It was with some incredulity that I read the following in The Sunday Times.
THE ban on public smoking has caused a fall in heart attack rates of about 10%, a study has found.
Researchers commissioned by the Department of Health have found a far sharper fall than they had expected in the number of heart attacks in England in the year after the ban was imposed in July 2007.
In Scotland, where the ban was introduced a year earlier, heart attack rates have fallen by about 14% because of the ban, separate research has shown. Similar results are expected in Wales where a third study is still under way.
It is quite astonishing to see the 'Scottish heart miracle' make its way into the pages of The Times again, since they are well aware that the study did not reflect the true rate of hospital admissions.
Having reported the Dr Jill Pell's Scottish study in 2007 under the headline 'Non-smokers suffer fewer heart attacks after ban', the newspaper later included it as one of the Worst Junk Stats of 2007:
“Smoking ban cut heart attacks in Scotland by 17 per cent”, researchers and politicians trumpeted to the world in September through press releases, a conference and interviews, all faithfully reported.
It was the ban what done it, they said... until six weeks later when official data halved the drop — to 8 per cent — against a trend immediately before the ban of a 5 or 6 per cent drop, and a fall a few years ago of 11. All of which makes it hard to be sure what, if any, effect the ban really had. The researchers went strangely silent.
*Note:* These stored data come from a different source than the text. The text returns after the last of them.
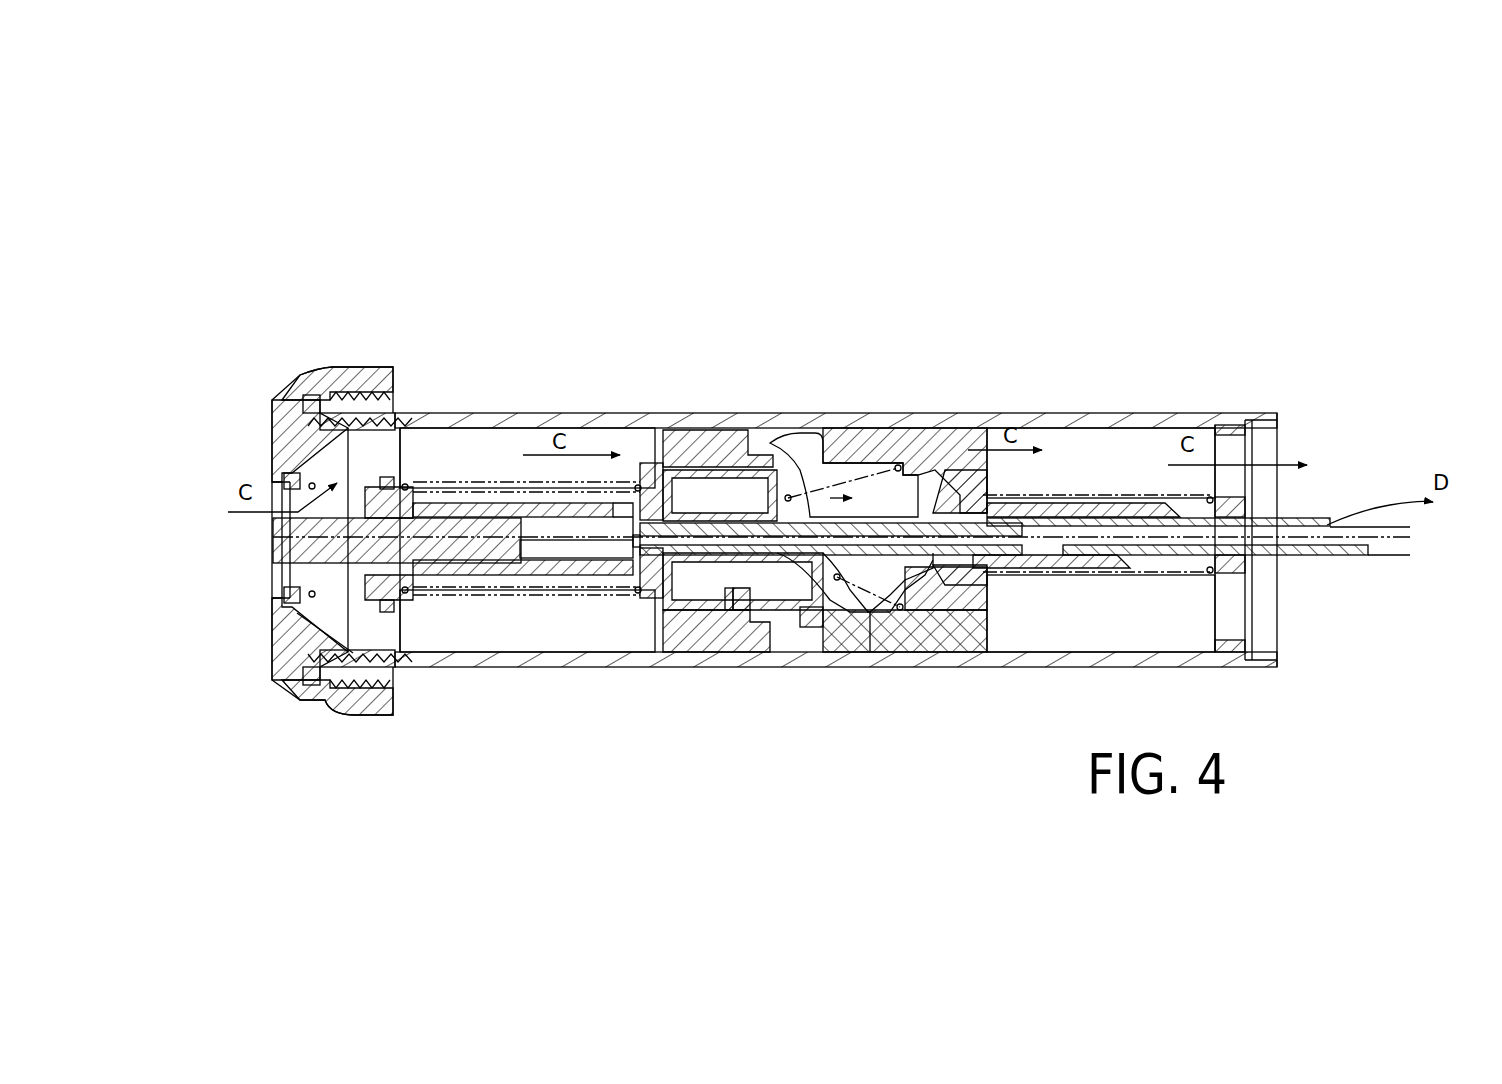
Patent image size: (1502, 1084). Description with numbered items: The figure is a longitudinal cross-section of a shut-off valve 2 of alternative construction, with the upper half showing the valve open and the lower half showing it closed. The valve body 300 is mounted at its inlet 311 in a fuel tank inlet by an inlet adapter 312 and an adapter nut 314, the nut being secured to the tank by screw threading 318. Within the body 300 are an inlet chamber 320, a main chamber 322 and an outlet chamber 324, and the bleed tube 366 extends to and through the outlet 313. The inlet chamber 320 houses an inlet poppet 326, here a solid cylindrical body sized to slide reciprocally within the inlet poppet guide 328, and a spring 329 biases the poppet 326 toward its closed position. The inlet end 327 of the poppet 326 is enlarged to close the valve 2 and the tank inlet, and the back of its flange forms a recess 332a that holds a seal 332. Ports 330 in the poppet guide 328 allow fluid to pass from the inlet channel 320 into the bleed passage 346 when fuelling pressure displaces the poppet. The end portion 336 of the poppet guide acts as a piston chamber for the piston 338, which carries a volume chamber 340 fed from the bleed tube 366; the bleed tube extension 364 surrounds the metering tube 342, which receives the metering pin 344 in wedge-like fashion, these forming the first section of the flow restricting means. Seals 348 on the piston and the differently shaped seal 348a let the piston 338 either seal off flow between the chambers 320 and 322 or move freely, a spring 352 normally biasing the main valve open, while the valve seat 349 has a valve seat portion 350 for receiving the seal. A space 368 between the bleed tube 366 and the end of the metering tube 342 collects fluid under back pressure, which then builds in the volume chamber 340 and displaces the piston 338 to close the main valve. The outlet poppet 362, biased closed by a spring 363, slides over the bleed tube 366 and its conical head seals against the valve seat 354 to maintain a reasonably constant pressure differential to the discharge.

The shut-off valve 2 is at (810, 305).
The valve body 300 is at (528, 412).
The inlet 311 is at (232, 545).
The inlet adapter 312 is at (272, 430).
The outlet 313 is at (1412, 545).
The adapter nut 314 is at (355, 365).
The screw threading 318 is at (393, 396).
The inlet chamber 320 is at (484, 468).
The main chamber 322 is at (880, 428).
The outlet chamber 324 is at (1115, 468).
The inlet poppet 326 is at (272, 574).
The inlet end 327 is at (355, 572).
The inlet poppet guide 328 is at (520, 655).
The spring 329 is at (565, 600).
The ports 330 is at (645, 462).
The seal 332 is at (292, 632).
The recess 332a is at (286, 610).
The end portion of inlet poppet valve guide 336 is at (648, 655).
The piston 338 is at (800, 655).
The volume chamber 340 is at (755, 514).
The metering tube 342 is at (788, 655).
The metering pin 344 is at (630, 655).
The bleed passage 346 is at (1338, 570).
The seals 348 is at (772, 428).
The seal 348a is at (722, 655).
The valve seat 349 is at (942, 655).
The valve seat portion 350 is at (872, 625).
The spring 352 is at (830, 428).
The valve seat 354 is at (1005, 652).
The outlet poppet 362 is at (978, 428).
The spring 363 is at (1140, 497).
The bleed tube extension 364 is at (1052, 428).
The bleed tube 366 is at (1312, 512).
The space 368 is at (1095, 652).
Harsh reality made things worse for Dr Pell and her Scottish miracle the following year when the full hospital data was published by the NHS. Anyone who has followed this story will be aware that the heart attack rate did not fall by anywhere near 14% (this is a new figure, by the way, previously it was always 17%) and that the rate rose in year 2 of the ban. This seemed to be the final nail in the coffin of the theory that smoking bans immediately slashed the heart attack rate, as I wrote in Sp!ked earlier this year:
The Scottish ‘miracle’ has ceased to be. It is no more. It has gone up to join the choir invisible. If Pell hadn’t nailed it to its perch, it would be pushing up the daisies.
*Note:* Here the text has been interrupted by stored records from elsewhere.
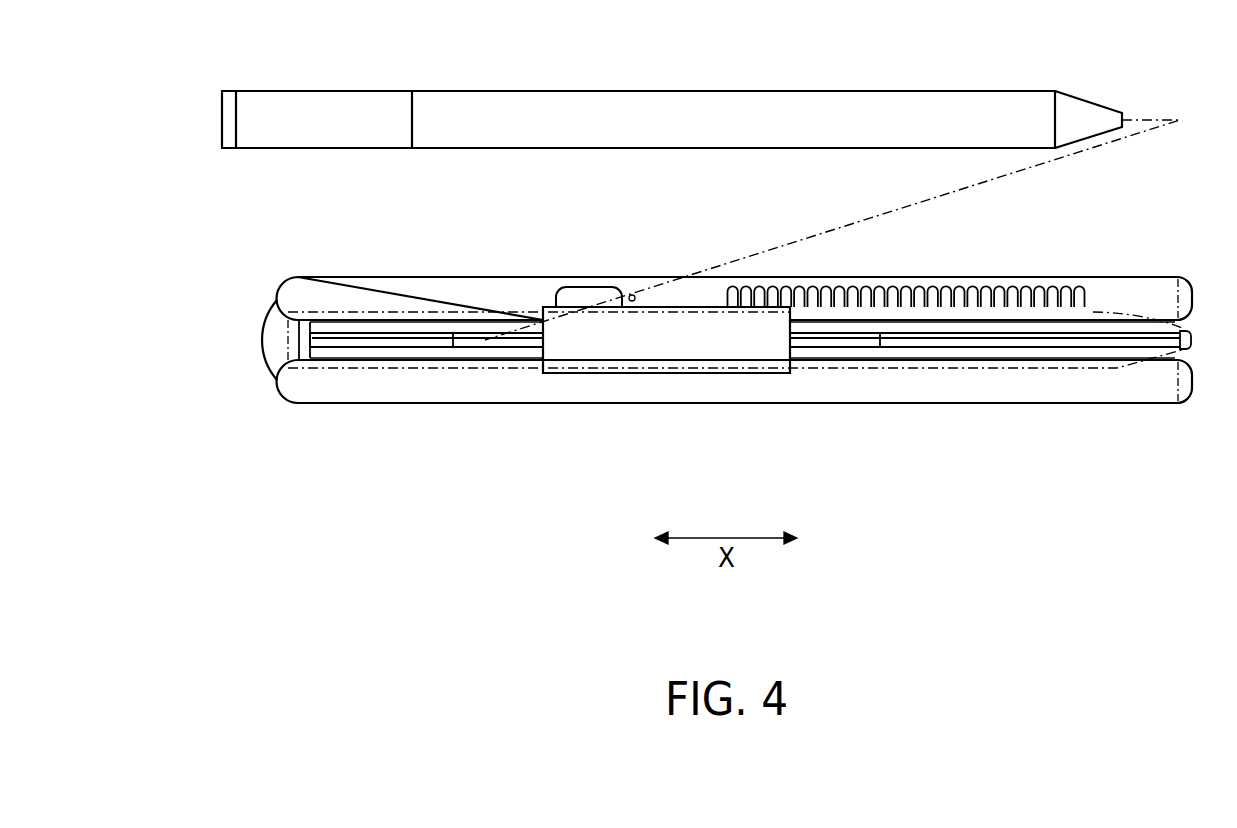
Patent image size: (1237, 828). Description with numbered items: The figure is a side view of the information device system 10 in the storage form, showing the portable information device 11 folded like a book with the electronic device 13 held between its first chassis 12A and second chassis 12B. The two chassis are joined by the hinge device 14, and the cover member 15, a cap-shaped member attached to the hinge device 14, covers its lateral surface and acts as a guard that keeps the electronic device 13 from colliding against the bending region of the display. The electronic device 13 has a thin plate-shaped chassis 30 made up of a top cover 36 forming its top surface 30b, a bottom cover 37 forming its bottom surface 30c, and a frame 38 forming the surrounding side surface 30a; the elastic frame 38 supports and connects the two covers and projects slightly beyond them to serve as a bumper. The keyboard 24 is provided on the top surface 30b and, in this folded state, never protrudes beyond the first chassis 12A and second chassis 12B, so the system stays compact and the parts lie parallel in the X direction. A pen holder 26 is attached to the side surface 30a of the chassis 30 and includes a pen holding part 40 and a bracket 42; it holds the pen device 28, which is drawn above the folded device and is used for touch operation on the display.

The information device system 10 is at (242, 199).
The portable information device 11 is at (558, 244).
The first chassis 12A is at (768, 382).
The second chassis 12B is at (412, 296).
The electronic device 13 is at (456, 430).
The hinge device 14 is at (255, 296).
The cover member 15 is at (277, 343).
The keyboard 24 is at (418, 340).
The pen holder 26 is at (602, 345).
The pen device 28 is at (675, 82).
The chassis 30 is at (960, 343).
The side surface 30a is at (1030, 404).
The top surface 30b is at (906, 264).
The bottom surface 30c is at (1123, 403).
The top cover 36 is at (968, 318).
The bottom cover 37 is at (1097, 362).
The frame 38 is at (925, 342).
The pen holding part 40 is at (700, 345).
The bracket 42 is at (840, 353).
It is extraordinary - truly extraordinary - that a newspaper that has already had its fingers burnt with these silly heart attack stories is so willing to do so again. This is all the more so since the study will not be published until next year and is, in the researchers' own words, "incomplete".
This is yet more - to use Michael Siegel's words - 'science by press release'. Dr Siegel has shown time and again that these heart attack studies are deeply flawed. The tricks used change from study to study but tricks they are. Not one of them can be considered to be serious science.
Will the English study be flawed? We can be sure of it if, as is claimed, it is going to make out that heart attacks fell by 10%. We know this because routine hospital data has (again) long-since been available. It shows no discernible difference in the heart attack rate before and after the smoking ban. This data was made available in February and I discussed it then. Dr Siegel showed English heart attack admissions in a graph (reproduced below), and wrote:
As one can see visually, there is absolutely no change in the trend of declining heart attack admissions in England during the first nine months during which the ban was in effect. There appears to be a relatively steady decline in heart attack admissions from 2002-2008, with no change associated with the smoking ban.
The decline in heart attack admissions from 2006-2007 to 2007-2008 was 3.7%, compared to declines of 3.7% in the preceding year and 3.8% in the year before that.
Thus, this analysis confirms that no matter how you look at it, there was no change in the rate of declines in heart attack admissions in England associated with the first nine months of the smoking ban.

It will be fascinating to see how the authors of this new study manage to turn 2% into 10%, but we shall have to wait several months. When it is finally published, I suspect that The Times will have a strong contender for its Worst Junk Stats of 2010 list.